UK inflation rates rise in November

The inflation rate in the UK rose above zero last month, with prices rising by 0.1%; a positive move for the first time since July.

Sharply falling commodity prices means inflation has been suppressed during much of 2015, despite the increase in November. According to the Consumer Price Index (CPI), the price levels across the economy were at the same level as this time last year [1].

The Office for National Statistics (ONS) has said that smaller declines in transport costs such as the cost of petrol, alcohol and tobacco prices have contributed to the increase in the inflation rate [1].

Analysts had expected a figure of about zero, considering the rate of inflation a month earlier (October) was -0.1% [2].

This comes after last weeks’ announcement by the Bank of England to keep interest rates at 0.5%. This was due to the Bank predicting that inflation would stay below 1% until the second half of next year.

Inflation as measured by the Retail Price Index (RPI) was 1.1%, up from 0.7% in October, although this includes mortgage payments and council tax, whereas CPI does not [2].
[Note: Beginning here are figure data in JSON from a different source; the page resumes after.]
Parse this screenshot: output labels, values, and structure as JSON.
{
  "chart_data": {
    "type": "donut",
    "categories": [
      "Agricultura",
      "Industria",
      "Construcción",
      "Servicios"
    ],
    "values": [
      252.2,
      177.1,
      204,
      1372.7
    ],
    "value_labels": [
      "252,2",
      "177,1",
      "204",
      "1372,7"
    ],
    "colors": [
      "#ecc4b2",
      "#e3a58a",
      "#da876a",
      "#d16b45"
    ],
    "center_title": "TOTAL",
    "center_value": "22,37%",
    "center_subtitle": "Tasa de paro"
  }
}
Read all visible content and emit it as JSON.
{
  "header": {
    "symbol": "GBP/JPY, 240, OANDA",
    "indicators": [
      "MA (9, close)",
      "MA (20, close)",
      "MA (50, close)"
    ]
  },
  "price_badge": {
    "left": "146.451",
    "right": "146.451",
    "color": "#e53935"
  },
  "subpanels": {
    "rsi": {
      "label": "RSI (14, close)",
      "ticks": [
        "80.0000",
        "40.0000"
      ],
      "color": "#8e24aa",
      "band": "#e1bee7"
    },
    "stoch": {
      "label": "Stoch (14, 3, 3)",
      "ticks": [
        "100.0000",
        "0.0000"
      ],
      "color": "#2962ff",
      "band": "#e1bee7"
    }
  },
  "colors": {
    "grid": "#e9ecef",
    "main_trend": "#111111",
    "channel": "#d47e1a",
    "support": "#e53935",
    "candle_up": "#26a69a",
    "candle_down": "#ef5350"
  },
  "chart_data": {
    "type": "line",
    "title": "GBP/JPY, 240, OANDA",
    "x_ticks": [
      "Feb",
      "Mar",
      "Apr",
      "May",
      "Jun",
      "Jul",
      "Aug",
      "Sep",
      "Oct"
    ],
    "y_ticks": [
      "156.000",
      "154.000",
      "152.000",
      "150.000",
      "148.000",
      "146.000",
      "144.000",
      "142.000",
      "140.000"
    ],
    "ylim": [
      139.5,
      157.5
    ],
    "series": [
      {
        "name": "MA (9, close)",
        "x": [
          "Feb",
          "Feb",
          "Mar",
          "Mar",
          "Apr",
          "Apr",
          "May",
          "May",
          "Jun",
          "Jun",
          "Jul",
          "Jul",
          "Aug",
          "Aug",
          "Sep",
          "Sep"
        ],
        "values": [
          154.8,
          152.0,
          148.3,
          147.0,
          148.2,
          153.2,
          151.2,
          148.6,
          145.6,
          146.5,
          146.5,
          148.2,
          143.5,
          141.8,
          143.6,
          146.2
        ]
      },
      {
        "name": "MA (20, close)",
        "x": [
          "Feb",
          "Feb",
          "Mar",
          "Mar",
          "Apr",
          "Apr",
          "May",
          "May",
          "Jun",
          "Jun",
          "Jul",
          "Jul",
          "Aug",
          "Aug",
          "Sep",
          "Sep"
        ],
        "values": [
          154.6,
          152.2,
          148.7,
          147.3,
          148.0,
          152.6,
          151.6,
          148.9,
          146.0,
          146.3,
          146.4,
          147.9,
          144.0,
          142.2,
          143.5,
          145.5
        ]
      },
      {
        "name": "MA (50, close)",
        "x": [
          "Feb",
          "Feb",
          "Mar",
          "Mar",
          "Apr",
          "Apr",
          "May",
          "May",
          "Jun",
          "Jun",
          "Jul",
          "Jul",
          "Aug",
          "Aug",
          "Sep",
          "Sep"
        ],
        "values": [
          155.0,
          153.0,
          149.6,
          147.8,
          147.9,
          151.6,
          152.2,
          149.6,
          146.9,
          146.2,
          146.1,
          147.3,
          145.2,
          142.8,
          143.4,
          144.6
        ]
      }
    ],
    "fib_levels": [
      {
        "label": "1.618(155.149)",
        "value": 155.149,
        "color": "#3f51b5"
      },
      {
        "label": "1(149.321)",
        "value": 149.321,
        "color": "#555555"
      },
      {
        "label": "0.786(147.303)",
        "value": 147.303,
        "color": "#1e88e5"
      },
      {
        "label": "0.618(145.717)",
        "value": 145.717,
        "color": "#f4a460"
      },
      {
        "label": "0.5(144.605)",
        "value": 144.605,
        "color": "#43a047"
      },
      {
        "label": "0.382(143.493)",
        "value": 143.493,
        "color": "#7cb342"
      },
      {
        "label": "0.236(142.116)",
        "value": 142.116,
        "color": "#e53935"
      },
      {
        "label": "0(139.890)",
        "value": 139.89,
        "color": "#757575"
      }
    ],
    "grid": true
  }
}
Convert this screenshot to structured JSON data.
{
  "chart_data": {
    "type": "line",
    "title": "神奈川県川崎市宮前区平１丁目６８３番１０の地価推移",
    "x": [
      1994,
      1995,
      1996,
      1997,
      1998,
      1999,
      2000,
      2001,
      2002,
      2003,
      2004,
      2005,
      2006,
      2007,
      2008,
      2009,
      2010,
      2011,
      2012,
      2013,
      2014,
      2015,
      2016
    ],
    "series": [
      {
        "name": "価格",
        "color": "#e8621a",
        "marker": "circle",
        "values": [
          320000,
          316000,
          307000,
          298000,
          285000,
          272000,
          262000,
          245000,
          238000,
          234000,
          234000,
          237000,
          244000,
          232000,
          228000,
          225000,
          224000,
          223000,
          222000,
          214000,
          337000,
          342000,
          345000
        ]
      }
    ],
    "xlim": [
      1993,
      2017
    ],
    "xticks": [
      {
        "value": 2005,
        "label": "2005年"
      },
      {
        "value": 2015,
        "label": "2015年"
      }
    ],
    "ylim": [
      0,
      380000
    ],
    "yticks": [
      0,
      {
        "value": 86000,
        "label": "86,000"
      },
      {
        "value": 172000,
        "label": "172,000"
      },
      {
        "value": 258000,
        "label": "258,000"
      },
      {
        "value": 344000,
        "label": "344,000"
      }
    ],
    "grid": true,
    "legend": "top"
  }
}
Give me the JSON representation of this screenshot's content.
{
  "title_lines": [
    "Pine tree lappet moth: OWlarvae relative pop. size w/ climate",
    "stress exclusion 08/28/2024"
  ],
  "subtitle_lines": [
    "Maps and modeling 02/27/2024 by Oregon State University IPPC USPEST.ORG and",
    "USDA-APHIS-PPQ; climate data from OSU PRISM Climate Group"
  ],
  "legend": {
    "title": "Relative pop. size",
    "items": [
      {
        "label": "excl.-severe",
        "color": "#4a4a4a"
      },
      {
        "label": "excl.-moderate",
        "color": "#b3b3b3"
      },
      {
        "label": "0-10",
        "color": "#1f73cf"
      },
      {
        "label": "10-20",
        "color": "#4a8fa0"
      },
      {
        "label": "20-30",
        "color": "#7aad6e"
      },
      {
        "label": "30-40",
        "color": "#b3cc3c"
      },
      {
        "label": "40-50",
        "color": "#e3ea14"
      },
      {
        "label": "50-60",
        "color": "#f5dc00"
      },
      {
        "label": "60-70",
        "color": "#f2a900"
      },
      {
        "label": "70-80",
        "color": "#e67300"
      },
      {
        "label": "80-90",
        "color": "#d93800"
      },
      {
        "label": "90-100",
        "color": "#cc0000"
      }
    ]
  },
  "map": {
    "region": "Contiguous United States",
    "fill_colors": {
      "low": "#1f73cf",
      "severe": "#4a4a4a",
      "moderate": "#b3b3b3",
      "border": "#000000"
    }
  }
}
According to the ONS, clothing prices were the biggest drag on inflation after they recorded an unprecedented fall between October and November, usually a period of higher figures due to the onset of Christmas. The ONS has concluded that records were before the ‘Black Friday’ discounts took effect, thus did not show a true overall indication of spending for that period [3].


[1] The Guardian. ‘UK inflation moves above zero’.

[2] BBC News. ‘UK inflation rate rises to 0.1% in November’.

[3] Reuters UK. ‘UK inflation edges back above zero in November’.